Japanese investors have been buying most of France’s government debt recently in a record surge spurred by expectations that Europe faces the kind of deflation and growth that Japan suffered for decades.
Since the European Central Bank (ECB) signaled in May it would take radical steps to ease monetary conditions, banks and other big investors in Japan have piled into French bonds, convinced from their own experience that the debt of a country where the central bank is battling deflation represents a winning bet, market participants say.
“In a way, they are expecting Japanisation – deflation and a long period of zero interest rates,” said Hiroki Shimazu, senior market economist at SMBC Nikko Securities.
Japanese investors bought a net 1.9 trillion yen (14 billion euros) of French bonds in May, equal to more than 60 percent of the government’s new issuance that month, Japanese Finance Ministry data shows.

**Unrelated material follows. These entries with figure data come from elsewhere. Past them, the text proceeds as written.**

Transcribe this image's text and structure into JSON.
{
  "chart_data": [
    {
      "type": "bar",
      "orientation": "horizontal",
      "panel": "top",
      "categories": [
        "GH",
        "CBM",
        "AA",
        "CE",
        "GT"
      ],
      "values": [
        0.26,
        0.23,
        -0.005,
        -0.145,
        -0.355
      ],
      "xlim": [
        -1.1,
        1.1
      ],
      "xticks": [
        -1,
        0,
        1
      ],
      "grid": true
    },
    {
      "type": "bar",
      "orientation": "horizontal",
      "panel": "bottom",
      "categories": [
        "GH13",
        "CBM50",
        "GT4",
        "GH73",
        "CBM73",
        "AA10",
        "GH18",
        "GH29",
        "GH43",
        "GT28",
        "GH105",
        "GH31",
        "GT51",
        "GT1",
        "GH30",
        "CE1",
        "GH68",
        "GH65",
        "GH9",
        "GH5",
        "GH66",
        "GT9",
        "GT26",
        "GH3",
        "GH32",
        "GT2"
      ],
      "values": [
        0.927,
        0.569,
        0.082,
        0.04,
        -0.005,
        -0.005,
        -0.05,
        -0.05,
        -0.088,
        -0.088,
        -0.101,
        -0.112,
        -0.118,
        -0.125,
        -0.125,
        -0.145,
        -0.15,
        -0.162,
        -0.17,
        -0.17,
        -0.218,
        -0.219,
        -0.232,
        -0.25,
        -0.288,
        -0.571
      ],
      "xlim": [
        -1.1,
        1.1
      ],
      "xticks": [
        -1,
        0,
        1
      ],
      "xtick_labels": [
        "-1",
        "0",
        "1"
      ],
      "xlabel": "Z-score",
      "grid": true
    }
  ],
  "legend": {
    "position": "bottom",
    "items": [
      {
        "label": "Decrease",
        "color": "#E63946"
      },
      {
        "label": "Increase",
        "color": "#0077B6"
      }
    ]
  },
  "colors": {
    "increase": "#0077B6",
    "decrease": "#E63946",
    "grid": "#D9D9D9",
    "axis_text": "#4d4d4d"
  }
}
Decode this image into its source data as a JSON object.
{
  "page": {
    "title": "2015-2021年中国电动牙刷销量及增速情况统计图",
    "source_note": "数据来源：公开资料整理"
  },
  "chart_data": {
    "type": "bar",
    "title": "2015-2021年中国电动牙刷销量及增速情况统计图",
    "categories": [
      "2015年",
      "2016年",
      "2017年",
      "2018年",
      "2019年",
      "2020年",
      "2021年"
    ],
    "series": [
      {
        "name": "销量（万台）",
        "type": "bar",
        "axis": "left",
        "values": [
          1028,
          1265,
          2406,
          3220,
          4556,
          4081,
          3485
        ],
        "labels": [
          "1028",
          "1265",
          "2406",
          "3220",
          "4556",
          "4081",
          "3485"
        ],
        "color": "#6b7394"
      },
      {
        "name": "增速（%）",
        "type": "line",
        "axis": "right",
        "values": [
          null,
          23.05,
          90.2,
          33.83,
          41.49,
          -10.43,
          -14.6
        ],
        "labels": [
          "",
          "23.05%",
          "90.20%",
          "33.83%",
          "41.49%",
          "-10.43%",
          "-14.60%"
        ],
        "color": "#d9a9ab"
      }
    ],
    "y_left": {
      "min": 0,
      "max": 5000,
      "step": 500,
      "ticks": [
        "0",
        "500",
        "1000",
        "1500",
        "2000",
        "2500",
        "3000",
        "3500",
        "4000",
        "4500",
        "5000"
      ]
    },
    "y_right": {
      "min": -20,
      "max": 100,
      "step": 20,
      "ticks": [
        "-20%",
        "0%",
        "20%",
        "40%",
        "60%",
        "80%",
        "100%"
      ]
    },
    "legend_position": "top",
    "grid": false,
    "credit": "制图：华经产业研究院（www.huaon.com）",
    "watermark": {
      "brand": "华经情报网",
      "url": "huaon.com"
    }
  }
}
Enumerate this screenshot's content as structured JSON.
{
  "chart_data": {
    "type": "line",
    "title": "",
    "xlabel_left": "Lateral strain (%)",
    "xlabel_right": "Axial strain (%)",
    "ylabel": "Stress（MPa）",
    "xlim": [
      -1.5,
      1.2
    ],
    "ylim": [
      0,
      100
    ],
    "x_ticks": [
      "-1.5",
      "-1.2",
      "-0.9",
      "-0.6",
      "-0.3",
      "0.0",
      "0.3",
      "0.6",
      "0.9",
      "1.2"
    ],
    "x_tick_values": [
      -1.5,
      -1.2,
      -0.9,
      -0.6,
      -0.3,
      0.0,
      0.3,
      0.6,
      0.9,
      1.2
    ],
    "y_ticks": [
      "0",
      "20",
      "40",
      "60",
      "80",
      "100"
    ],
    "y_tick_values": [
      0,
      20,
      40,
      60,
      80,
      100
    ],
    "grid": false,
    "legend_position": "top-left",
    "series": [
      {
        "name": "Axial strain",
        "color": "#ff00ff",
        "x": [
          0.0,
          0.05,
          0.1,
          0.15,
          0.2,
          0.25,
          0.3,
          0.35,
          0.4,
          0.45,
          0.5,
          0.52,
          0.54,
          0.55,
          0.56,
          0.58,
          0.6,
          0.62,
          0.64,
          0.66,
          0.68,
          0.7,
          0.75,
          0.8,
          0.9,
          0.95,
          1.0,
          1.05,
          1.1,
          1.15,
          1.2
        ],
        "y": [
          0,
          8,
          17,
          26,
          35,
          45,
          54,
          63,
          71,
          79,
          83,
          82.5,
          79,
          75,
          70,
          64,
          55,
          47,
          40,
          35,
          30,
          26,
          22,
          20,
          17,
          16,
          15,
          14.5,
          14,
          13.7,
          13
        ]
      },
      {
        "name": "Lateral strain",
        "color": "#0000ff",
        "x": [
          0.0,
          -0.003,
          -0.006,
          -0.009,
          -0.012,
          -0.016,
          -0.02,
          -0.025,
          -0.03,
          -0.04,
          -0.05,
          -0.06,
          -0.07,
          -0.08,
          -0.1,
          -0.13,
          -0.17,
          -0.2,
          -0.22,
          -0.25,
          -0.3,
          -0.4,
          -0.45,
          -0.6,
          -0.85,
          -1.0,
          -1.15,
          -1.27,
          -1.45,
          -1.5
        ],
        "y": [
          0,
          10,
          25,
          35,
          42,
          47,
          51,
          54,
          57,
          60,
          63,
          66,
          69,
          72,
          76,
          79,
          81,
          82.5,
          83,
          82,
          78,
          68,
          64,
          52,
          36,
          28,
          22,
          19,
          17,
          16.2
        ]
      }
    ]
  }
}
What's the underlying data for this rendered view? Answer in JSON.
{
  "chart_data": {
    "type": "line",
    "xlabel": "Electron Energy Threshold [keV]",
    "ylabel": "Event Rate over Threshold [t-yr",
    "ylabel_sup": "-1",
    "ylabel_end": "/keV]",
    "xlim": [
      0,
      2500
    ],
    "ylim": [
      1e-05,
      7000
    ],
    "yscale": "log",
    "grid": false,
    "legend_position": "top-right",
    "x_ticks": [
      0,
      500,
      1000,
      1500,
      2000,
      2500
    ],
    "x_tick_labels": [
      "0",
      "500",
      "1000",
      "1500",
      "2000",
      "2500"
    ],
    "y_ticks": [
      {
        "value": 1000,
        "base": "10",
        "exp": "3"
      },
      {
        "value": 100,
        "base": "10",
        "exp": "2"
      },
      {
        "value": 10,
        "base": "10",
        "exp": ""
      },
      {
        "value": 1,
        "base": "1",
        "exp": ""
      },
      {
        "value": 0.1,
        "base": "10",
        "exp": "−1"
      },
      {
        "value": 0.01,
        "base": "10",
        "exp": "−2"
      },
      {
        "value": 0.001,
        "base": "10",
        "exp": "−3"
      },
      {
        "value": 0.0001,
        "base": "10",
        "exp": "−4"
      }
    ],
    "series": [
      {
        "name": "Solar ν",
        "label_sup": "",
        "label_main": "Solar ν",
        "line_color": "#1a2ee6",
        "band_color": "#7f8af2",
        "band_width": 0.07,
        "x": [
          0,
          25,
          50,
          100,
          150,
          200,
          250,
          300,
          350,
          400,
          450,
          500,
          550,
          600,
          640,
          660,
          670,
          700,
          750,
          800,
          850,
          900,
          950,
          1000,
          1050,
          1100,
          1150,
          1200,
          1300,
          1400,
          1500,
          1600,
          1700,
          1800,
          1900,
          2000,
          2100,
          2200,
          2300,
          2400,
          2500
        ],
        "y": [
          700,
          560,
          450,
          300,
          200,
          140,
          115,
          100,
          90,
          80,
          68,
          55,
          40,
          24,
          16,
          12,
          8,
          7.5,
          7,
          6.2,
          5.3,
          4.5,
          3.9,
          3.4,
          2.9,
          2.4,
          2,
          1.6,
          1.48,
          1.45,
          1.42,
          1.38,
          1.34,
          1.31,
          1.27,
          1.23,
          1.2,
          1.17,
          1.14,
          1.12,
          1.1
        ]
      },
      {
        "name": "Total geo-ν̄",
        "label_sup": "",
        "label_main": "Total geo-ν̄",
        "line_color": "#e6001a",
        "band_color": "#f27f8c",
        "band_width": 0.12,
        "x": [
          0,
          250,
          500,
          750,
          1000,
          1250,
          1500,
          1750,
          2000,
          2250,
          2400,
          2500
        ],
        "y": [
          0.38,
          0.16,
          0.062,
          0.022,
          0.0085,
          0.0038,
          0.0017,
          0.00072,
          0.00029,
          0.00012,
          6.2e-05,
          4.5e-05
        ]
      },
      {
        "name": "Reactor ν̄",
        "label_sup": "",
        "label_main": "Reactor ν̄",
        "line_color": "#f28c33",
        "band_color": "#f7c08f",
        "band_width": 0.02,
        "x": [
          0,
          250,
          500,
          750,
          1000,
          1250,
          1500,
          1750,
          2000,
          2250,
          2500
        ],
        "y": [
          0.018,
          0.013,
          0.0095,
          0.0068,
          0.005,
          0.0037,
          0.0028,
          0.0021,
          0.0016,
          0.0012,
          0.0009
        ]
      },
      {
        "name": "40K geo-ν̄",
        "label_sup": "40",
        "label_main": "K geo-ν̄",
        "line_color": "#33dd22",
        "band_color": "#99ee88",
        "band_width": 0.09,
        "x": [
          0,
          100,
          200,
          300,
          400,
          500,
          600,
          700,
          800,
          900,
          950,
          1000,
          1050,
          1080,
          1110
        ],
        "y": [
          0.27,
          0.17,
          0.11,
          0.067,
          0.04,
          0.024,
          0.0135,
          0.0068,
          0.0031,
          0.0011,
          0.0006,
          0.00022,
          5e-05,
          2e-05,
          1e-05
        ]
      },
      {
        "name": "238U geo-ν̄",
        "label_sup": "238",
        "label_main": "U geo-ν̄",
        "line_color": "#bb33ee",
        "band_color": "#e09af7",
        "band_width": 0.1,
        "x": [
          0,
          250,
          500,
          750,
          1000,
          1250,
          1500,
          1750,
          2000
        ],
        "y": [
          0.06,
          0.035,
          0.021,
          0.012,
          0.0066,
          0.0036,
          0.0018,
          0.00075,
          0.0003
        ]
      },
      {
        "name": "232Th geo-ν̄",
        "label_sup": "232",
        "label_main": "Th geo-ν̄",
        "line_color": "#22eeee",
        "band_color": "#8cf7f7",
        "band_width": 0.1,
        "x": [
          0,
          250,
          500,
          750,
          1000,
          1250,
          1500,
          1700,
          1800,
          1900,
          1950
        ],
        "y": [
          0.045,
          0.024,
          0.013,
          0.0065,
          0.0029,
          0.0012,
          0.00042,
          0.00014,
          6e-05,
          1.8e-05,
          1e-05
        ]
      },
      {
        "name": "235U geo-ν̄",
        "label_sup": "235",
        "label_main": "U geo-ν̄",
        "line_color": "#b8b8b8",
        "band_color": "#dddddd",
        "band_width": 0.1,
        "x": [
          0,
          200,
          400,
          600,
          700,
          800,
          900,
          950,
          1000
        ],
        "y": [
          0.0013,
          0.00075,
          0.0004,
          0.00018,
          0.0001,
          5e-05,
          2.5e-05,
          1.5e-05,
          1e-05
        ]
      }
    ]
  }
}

Data is not available for June, but market participants say Japanese buying of French bonds has picked up from May amid a broader increase in buying of euro-zone debt. One suggested Japanese investors may have bought the equivalent of three-fourths of the French new issuance.
French bonds represents a Goldilocks trade for Japanese investors keen for euro-zone exposure: they yield more than German bonds, while lower credit ratings on Italy’s bonds – the region’s third-most-liquid market – deter active Japanese buying.